We both are part of Make to Innovate, a class through the aerospace department at Iowa State, and we both work extensively in the M2I lab. In this lab, there is an area that is taped off on the ground and safety glasses are required on those working in that area. We thought it would be a great idea to automate that detection.
What it does
First, our script use Tensorflow to recognize faces in frames of a webcam feed. Then, using stereo vision and OpenCV, it finds the distance to that face to check if it is in a designated range. Finally, it uses its trained Tensorflow model to figure out if the person is wearing the required eye protection.
How we built it
We imported pretrained Tensorflow face recognition models, trained Tensorflow models to distinguish whether one was wearing safety glasses, calibrated and configured stereo vision camera to extract depth data, and integrated all components into one script to detect if, given a person's face could be seen and is in "the safe zone", identify whether or not that person had applied the necessary eye protection.
Challenges we ran into
The biggest challenge we encountered was in the reduction of computation that was performed for each frame of video. Tensorflow instantiates multiple sessions on each running of the code which results in a high time for safety glass recognition, about 1.5-3 seconds. This is about 10x the rest of the code combined. This results in low frames per second, about 3 fps.
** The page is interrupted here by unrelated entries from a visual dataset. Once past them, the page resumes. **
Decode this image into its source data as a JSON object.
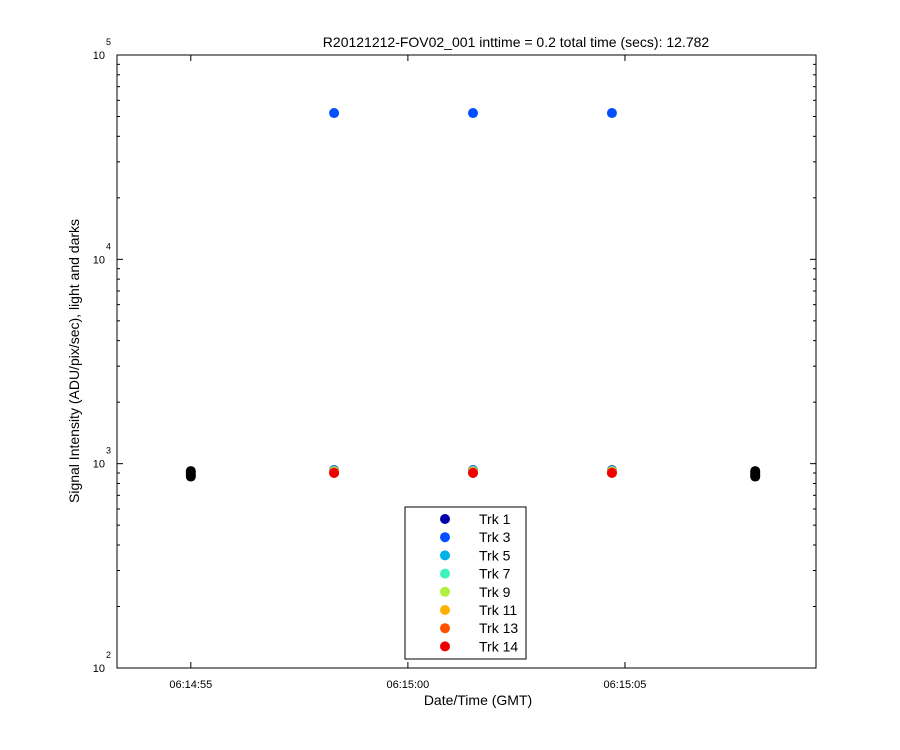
{
  "chart_data": {
    "type": "scatter",
    "title": "R20121212-FOV02_001 inttime = 0.2 total time (secs): 12.782",
    "xlabel": "Date/Time (GMT)",
    "ylabel": "Signal Intensity (ADU/pix/sec), light and darks",
    "yscale": "log",
    "ylim": [
      100,
      100000
    ],
    "xlim": [
      "06:14:53.3",
      "06:15:09.4"
    ],
    "y_ticks": [
      {
        "base": "10",
        "exp": "2"
      },
      {
        "base": "10",
        "exp": "3"
      },
      {
        "base": "10",
        "exp": "4"
      },
      {
        "base": "10",
        "exp": "5"
      }
    ],
    "x_ticks": [
      "06:14:55",
      "06:15:00",
      "06:15:05"
    ],
    "grid": false,
    "legend_placement": "bottom-center",
    "series": [
      {
        "name": "Trk 1",
        "color": "#0000aa",
        "x": [
          "06:14:58.3",
          "06:15:01.5",
          "06:15:04.7"
        ],
        "y": [
          930,
          930,
          930
        ]
      },
      {
        "name": "Trk 3",
        "color": "#0050ff",
        "x": [
          "06:14:58.3",
          "06:15:01.5",
          "06:15:04.7"
        ],
        "y": [
          52000,
          52000,
          52000
        ]
      },
      {
        "name": "Trk 5",
        "color": "#00b0e8",
        "x": [
          "06:14:58.3",
          "06:15:01.5",
          "06:15:04.7"
        ],
        "y": [
          925,
          925,
          925
        ]
      },
      {
        "name": "Trk 7",
        "color": "#40f0c0",
        "x": [
          "06:14:58.3",
          "06:15:01.5",
          "06:15:04.7"
        ],
        "y": [
          920,
          920,
          920
        ]
      },
      {
        "name": "Trk 9",
        "color": "#b0f040",
        "x": [
          "06:14:58.3",
          "06:15:01.5",
          "06:15:04.7"
        ],
        "y": [
          915,
          915,
          915
        ]
      },
      {
        "name": "Trk 11",
        "color": "#ffb000",
        "x": [
          "06:14:58.3",
          "06:15:01.5",
          "06:15:04.7"
        ],
        "y": [
          910,
          910,
          910
        ]
      },
      {
        "name": "Trk 13",
        "color": "#ff5000",
        "x": [
          "06:14:58.3",
          "06:15:01.5",
          "06:15:04.7"
        ],
        "y": [
          905,
          905,
          905
        ]
      },
      {
        "name": "Trk 14",
        "color": "#ee0000",
        "x": [
          "06:14:58.3",
          "06:15:01.5",
          "06:15:04.7"
        ],
        "y": [
          900,
          900,
          900
        ]
      }
    ],
    "dark_frames": {
      "color": "#000000",
      "x": [
        "06:14:55",
        "06:14:55",
        "06:14:55",
        "06:14:55",
        "06:14:55",
        "06:15:08",
        "06:15:08",
        "06:15:08",
        "06:15:08",
        "06:15:08"
      ],
      "y": [
        920,
        905,
        890,
        875,
        865,
        920,
        905,
        890,
        875,
        865
      ]
    }
  }
}
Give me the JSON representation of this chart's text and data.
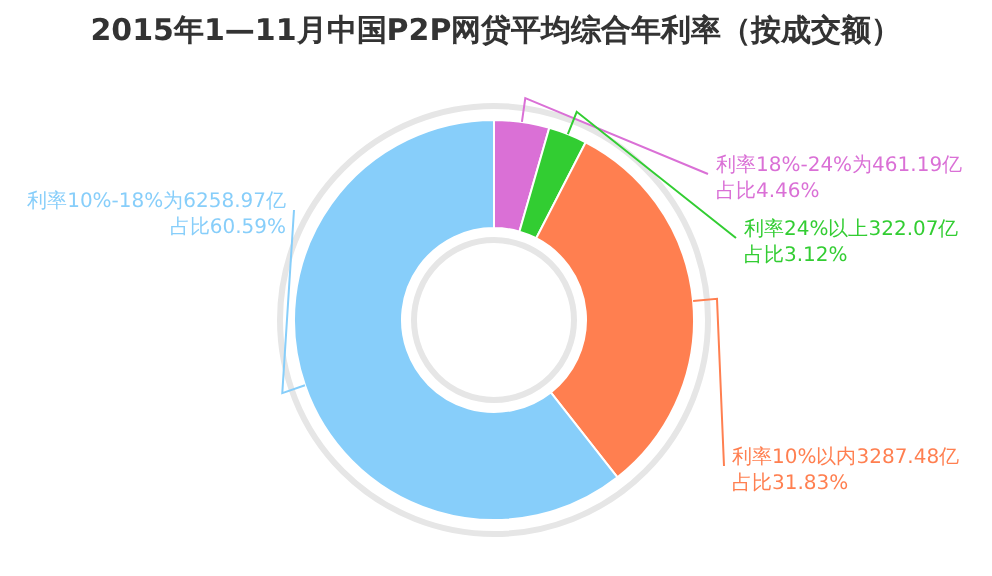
{
  "chart_data": {
    "type": "donut",
    "title": "2015年1—11月中国P2P网贷平均综合年利率（按成交额）",
    "categories": [
      "利率18%-24%",
      "利率24%以上",
      "利率10%以内",
      "利率10%-18%"
    ],
    "values": [
      4.46,
      3.12,
      31.83,
      60.59
    ],
    "colors": [
      "#da70d6",
      "#32cd32",
      "#ff7f50",
      "#87cefa"
    ],
    "value_labels": [
      [
        "为461.19亿",
        "占比4.46%"
      ],
      [
        "322.07亿",
        "占比3.12%"
      ],
      [
        "3287.48亿",
        "占比31.83%"
      ],
      [
        "为6258.97亿",
        "占比60.59%"
      ]
    ]
  }
}
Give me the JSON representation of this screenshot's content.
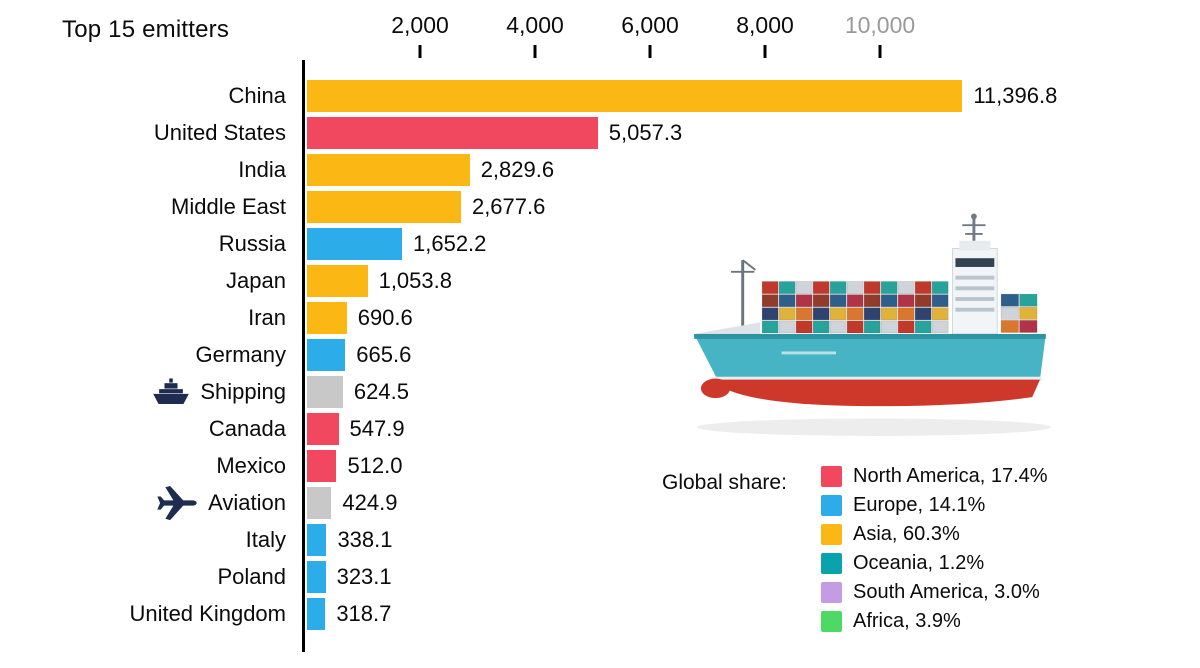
{
  "title": "Top 15 emitters",
  "axis": {
    "ticks": [
      {
        "label": "2,000",
        "value": 2000,
        "muted": false
      },
      {
        "label": "4,000",
        "value": 4000,
        "muted": false
      },
      {
        "label": "6,000",
        "value": 6000,
        "muted": false
      },
      {
        "label": "8,000",
        "value": 8000,
        "muted": false
      },
      {
        "label": "10,000",
        "value": 10000,
        "muted": true
      }
    ]
  },
  "chart_data": {
    "type": "bar",
    "orientation": "horizontal",
    "title": "Top 15 emitters",
    "xlim": [
      0,
      12000
    ],
    "grid": false,
    "categories": [
      "China",
      "United States",
      "India",
      "Middle East",
      "Russia",
      "Japan",
      "Iran",
      "Germany",
      "Shipping",
      "Canada",
      "Mexico",
      "Aviation",
      "Italy",
      "Poland",
      "United Kingdom"
    ],
    "values": [
      11396.8,
      5057.3,
      2829.6,
      2677.6,
      1652.2,
      1053.8,
      690.6,
      665.6,
      624.5,
      547.9,
      512.0,
      424.9,
      338.1,
      323.1,
      318.7
    ],
    "value_labels": [
      "11,396.8",
      "5,057.3",
      "2,829.6",
      "2,677.6",
      "1,652.2",
      "1,053.8",
      "690.6",
      "665.6",
      "624.5",
      "547.9",
      "512.0",
      "424.9",
      "338.1",
      "323.1",
      "318.7"
    ],
    "color_keys": [
      "asia",
      "north_america",
      "asia",
      "asia",
      "europe",
      "asia",
      "asia",
      "europe",
      "sector",
      "north_america",
      "north_america",
      "sector",
      "europe",
      "europe",
      "europe"
    ],
    "icons": {
      "Shipping": "ship-icon",
      "Aviation": "plane-icon"
    },
    "illustration": "container-ship-illustration"
  },
  "colors": {
    "asia": "#FBB713",
    "north_america": "#F2485F",
    "europe": "#2CACE8",
    "sector": "#C8C8C8",
    "oceania": "#0AA3AD",
    "south_america": "#C49CE4",
    "africa": "#4ED964",
    "tick_muted": "#9A9A9A"
  },
  "legend": {
    "label": "Global share:",
    "entries": [
      {
        "text": "North America, 17.4%",
        "color_key": "north_america"
      },
      {
        "text": "Europe, 14.1%",
        "color_key": "europe"
      },
      {
        "text": "Asia, 60.3%",
        "color_key": "asia"
      },
      {
        "text": "Oceania, 1.2%",
        "color_key": "oceania"
      },
      {
        "text": "South America, 3.0%",
        "color_key": "south_america"
      },
      {
        "text": "Africa, 3.9%",
        "color_key": "africa"
      }
    ]
  }
}
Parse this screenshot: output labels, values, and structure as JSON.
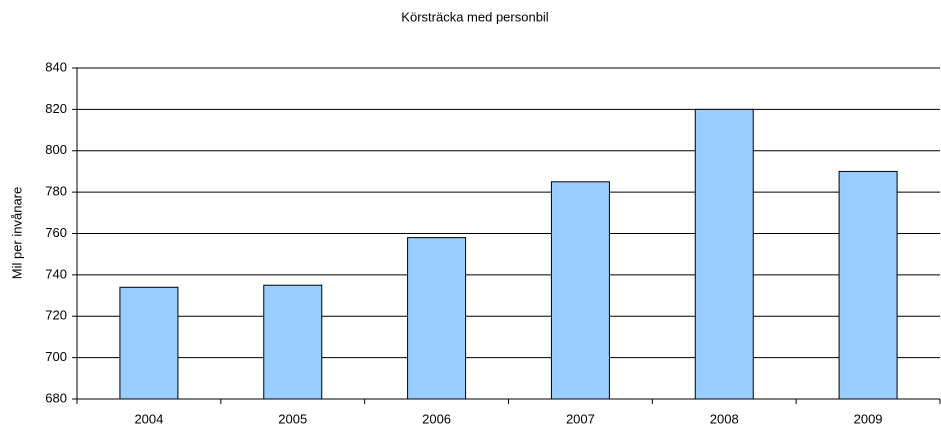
{
  "chart_data": {
    "type": "bar",
    "title": "Körsträcka med personbil",
    "y_label": "Mil per invånare",
    "categories": [
      "2004",
      "2005",
      "2006",
      "2007",
      "2008",
      "2009"
    ],
    "values": [
      734,
      735,
      758,
      785,
      820,
      790
    ],
    "color": "#99ccff",
    "ylim": [
      680,
      840
    ],
    "yticks": [
      680,
      700,
      720,
      740,
      760,
      780,
      800,
      820,
      840
    ],
    "grid": true
  }
}
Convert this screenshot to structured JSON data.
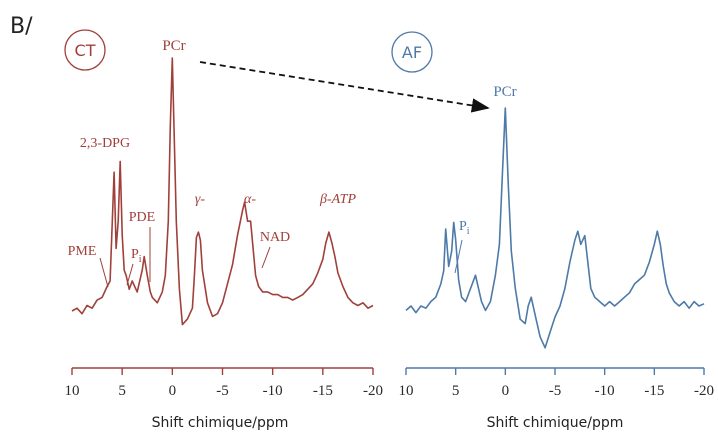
{
  "figure_label": "B/",
  "arrow": {
    "from": "CT",
    "to": "AF"
  },
  "chart_data": [
    {
      "type": "line",
      "badge": "CT",
      "color": "#a0403b",
      "xlabel": "Shift chimique/ppm",
      "ylabel": "",
      "xlim": [
        10,
        -20
      ],
      "x_reversed": true,
      "xticks": [
        10,
        5,
        0,
        -5,
        -10,
        -15,
        -20
      ],
      "xtick_labels": [
        "10",
        "5",
        "0",
        "-5",
        "-10",
        "-15",
        "-20"
      ],
      "grid": false,
      "series": [
        {
          "x": [
            10,
            9.5,
            9,
            8.5,
            8,
            7.5,
            7,
            6.5,
            6.2,
            6,
            5.8,
            5.6,
            5.4,
            5.2,
            5,
            4.8,
            4.6,
            4.3,
            4,
            3.5,
            3,
            2.8,
            2.5,
            2.2,
            2,
            1.5,
            1,
            0.7,
            0.4,
            0.2,
            0,
            -0.2,
            -0.4,
            -0.7,
            -1,
            -1.5,
            -2,
            -2.2,
            -2.4,
            -2.6,
            -2.8,
            -3,
            -3.5,
            -4,
            -4.5,
            -5,
            -5.5,
            -6,
            -6.5,
            -7,
            -7.2,
            -7.5,
            -7.8,
            -8,
            -8.3,
            -8.6,
            -9,
            -9.5,
            -10,
            -10.5,
            -11,
            -11.5,
            -12,
            -12.5,
            -13,
            -13.5,
            -14,
            -14.5,
            -15,
            -15.3,
            -15.6,
            -15.9,
            -16.2,
            -16.5,
            -17,
            -17.5,
            -18,
            -18.5,
            -19,
            -19.5,
            -20
          ],
          "y": [
            0.07,
            0.08,
            0.06,
            0.09,
            0.08,
            0.11,
            0.12,
            0.16,
            0.18,
            0.38,
            0.58,
            0.3,
            0.4,
            0.62,
            0.35,
            0.22,
            0.2,
            0.15,
            0.18,
            0.14,
            0.22,
            0.27,
            0.2,
            0.14,
            0.12,
            0.1,
            0.14,
            0.2,
            0.4,
            0.75,
            1.0,
            0.7,
            0.4,
            0.15,
            0.02,
            0.04,
            0.08,
            0.2,
            0.34,
            0.36,
            0.33,
            0.22,
            0.1,
            0.05,
            0.06,
            0.1,
            0.17,
            0.24,
            0.35,
            0.44,
            0.47,
            0.4,
            0.4,
            0.32,
            0.2,
            0.16,
            0.14,
            0.14,
            0.13,
            0.13,
            0.12,
            0.12,
            0.11,
            0.12,
            0.13,
            0.15,
            0.17,
            0.21,
            0.26,
            0.32,
            0.36,
            0.32,
            0.27,
            0.21,
            0.16,
            0.12,
            0.1,
            0.09,
            0.1,
            0.08,
            0.09
          ]
        }
      ],
      "annotations": [
        {
          "text": "PCr",
          "x": 0
        },
        {
          "text": "2,3-DPG",
          "x": 6
        },
        {
          "text": "PDE",
          "x": 3
        },
        {
          "text": "PME",
          "x": 7
        },
        {
          "text": "P",
          "sub": "i",
          "x": 5
        },
        {
          "text": "γ-",
          "x": -2.5
        },
        {
          "text": "α-",
          "x": -7.5
        },
        {
          "text": "NAD",
          "x": -8
        },
        {
          "text": "β-ATP",
          "x": -16
        }
      ]
    },
    {
      "type": "line",
      "badge": "AF",
      "color": "#4d7aa8",
      "xlabel": "Shift chimique/ppm",
      "ylabel": "",
      "xlim": [
        10,
        -20
      ],
      "x_reversed": true,
      "xticks": [
        10,
        5,
        0,
        -5,
        -10,
        -15,
        -20
      ],
      "xtick_labels": [
        "10",
        "5",
        "0",
        "-5",
        "-10",
        "-15",
        "-20"
      ],
      "grid": false,
      "series": [
        {
          "x": [
            10,
            9.5,
            9,
            8.5,
            8,
            7.5,
            7,
            6.5,
            6.2,
            6,
            5.7,
            5.4,
            5.2,
            5,
            4.7,
            4.4,
            4,
            3.5,
            3,
            2.7,
            2.4,
            2,
            1.5,
            1,
            0.6,
            0.3,
            0,
            -0.3,
            -0.6,
            -1,
            -1.5,
            -2,
            -2.3,
            -2.6,
            -3,
            -3.5,
            -4,
            -4.5,
            -5,
            -5.5,
            -6,
            -6.5,
            -7,
            -7.3,
            -7.6,
            -8,
            -8.3,
            -8.6,
            -9,
            -9.5,
            -10,
            -10.5,
            -11,
            -11.5,
            -12,
            -12.5,
            -13,
            -13.5,
            -14,
            -14.5,
            -15,
            -15.3,
            -15.6,
            -15.9,
            -16.2,
            -16.5,
            -17,
            -17.5,
            -18,
            -18.5,
            -19,
            -19.5,
            -20
          ],
          "y": [
            0.08,
            0.1,
            0.07,
            0.1,
            0.09,
            0.12,
            0.14,
            0.2,
            0.26,
            0.45,
            0.28,
            0.35,
            0.48,
            0.4,
            0.22,
            0.14,
            0.12,
            0.18,
            0.24,
            0.18,
            0.12,
            0.08,
            0.12,
            0.24,
            0.38,
            0.7,
            1.0,
            0.65,
            0.35,
            0.18,
            0.04,
            0.02,
            0.1,
            0.14,
            0.06,
            -0.04,
            -0.09,
            -0.02,
            0.05,
            0.1,
            0.18,
            0.3,
            0.4,
            0.44,
            0.38,
            0.42,
            0.3,
            0.18,
            0.14,
            0.12,
            0.1,
            0.12,
            0.1,
            0.12,
            0.14,
            0.16,
            0.2,
            0.22,
            0.24,
            0.3,
            0.38,
            0.44,
            0.38,
            0.28,
            0.2,
            0.16,
            0.12,
            0.1,
            0.12,
            0.09,
            0.12,
            0.1,
            0.11
          ]
        }
      ],
      "annotations": [
        {
          "text": "PCr",
          "x": 0
        },
        {
          "text": "P",
          "sub": "i",
          "x": 5
        }
      ]
    }
  ]
}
Accomplishments that we're proud of
Learning to use Tensorflow to recognize objects. Learning how to make a stereo vision setup to determine distance. We got everything to work even though it has a slow fps.
What we learned
How to work with Tensorflow API including retraining models, using the model to classify objects, and facial recognition. How to build a stereo vision system to determine distance. All of this was accomplished with 2 Logitech C270 webcams bought at $20 each.
What's next for Safety First
optimization, we would like to figure out why tensorflow instantiates multiple instances for every object recognition, this will reduce the time to recognize objects on every loop resulting in a higher fps. We would also like to modularize the code by splitting the calibration and depth mapping into their own functions. We would also like to create documentation and posting our tutorial online.